What’s it all for, this life? We are walking on a planet that is spinning through space. Some are worrying about things like what the next person is thinking about them. Some wondering when they will find true love with someone else. Some striving to make enough money, not knowing just how much enough is. Some working towards a goal, that will bring some sort of personal pleasure. Some living for others, and never considering living for themselves too. Some walking around dead inside, from circumstances they never choose to acknowledge and begin healing from. Humanity; so many scenarios. I think it’s safe to say that humans are a mess.
I sit on my back step in the morning, and watch the birds. The squirrels that walk the cables. The plants that grow so slowly. All perfect, in their own way. They never complain. They never worry. They just do their thing. The animals look for food, shelter and mates. They raise their offspring, and survive. The plants grow, and blow in the wind. Some bear fruit. Some don’t. Simplicity.
But we, are far from simple. We are far too advanced, and our brains are so much more complex. It creates problems. It makes life difficult, instead of simple, like the rest of the living things on our planet. I sometimes wonder, “why us?” I have my belief in a Creator, that created me in His image. Yet, I also know that something keeps me from being like Him. Sin, I believe. Something made all of this perfect living beauty all around. Yet, something destroyed man. People have issues. They destroy the world, others, and themselves.
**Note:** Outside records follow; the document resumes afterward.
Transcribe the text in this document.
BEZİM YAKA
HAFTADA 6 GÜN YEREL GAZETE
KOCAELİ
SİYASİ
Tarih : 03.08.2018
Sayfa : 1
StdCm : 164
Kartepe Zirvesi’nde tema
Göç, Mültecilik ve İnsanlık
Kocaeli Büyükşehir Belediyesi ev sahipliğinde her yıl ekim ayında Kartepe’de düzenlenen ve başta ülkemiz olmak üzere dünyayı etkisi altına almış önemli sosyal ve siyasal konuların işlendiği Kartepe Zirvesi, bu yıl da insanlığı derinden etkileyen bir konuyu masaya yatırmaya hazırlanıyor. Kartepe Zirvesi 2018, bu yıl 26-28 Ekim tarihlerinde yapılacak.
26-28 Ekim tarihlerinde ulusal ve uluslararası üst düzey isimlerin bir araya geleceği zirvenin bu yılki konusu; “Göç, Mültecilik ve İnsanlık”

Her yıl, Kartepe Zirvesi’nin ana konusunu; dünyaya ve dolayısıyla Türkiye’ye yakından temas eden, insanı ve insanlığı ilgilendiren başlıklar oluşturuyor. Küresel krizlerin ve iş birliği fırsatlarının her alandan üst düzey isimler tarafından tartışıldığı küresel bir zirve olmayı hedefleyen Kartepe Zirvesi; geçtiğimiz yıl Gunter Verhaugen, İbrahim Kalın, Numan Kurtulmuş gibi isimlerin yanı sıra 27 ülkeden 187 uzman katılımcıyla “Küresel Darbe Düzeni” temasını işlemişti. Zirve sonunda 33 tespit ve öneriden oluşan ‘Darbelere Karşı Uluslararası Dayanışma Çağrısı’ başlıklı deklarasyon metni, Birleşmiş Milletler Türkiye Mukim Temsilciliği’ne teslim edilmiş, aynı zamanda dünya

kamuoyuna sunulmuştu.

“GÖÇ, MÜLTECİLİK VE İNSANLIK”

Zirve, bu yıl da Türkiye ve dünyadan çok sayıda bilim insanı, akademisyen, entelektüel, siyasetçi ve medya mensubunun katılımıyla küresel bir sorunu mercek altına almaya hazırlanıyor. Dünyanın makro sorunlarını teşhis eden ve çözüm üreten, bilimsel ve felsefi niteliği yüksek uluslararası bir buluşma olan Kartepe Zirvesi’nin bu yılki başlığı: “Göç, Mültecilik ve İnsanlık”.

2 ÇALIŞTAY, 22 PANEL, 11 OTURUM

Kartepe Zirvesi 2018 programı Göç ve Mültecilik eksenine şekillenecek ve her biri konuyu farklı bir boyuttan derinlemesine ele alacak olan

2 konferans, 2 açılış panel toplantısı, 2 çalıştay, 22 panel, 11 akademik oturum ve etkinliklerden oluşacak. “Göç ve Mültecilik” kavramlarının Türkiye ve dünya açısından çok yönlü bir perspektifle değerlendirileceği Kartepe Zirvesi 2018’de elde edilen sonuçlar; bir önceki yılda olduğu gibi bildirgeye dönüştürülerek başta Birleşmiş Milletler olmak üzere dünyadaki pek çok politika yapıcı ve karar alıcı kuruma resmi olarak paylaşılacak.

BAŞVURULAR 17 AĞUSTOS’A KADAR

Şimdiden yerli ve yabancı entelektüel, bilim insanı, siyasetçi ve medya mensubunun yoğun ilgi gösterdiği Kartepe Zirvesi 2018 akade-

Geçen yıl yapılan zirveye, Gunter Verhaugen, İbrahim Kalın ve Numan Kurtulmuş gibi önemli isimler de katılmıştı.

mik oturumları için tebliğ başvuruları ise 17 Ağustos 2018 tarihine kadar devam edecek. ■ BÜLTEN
They complicate the beauty. They push themselves in the wrong directions, kill themselves with substances, look for gratification in other people and things. So many emotions and thoughts, that complicate this beautiful life.
Being a human is hard. You have choices to make. Some are harmful. Some are beneficial. Some bring peace. Some bring strife. Lately, I am choosing to simplify this complicated human life, by choosing things that bring peace and joy. Love is the main emotion I choose to walk in. Simplicity is what my goal is. I’ve grown very tired of the negative things I’ve mentioned here, and I’ve absolutely worn myself out trying to figure out “why”. I have destroyed myself, others, the world, and played with lots of things that destroy, and complicate my human life for too long. I strive for simplicity, and beauty. Some days it’s hard, or even impossible, but I’m a good fighter. A good observer of myself and others. Experiencing pain and difficulty conditioned me to become this way.
Simplicity. We all need more of it. Maybe if we learned how to embrace it, we could be at peace with the one that created it? I think Jesus knew how, so I follow Him. I have faith in Him, because the more I read His words, the more peaceful I become. He is, above all, the most useful source of maintaining what I want; peace. Peace, like the rest of the living things.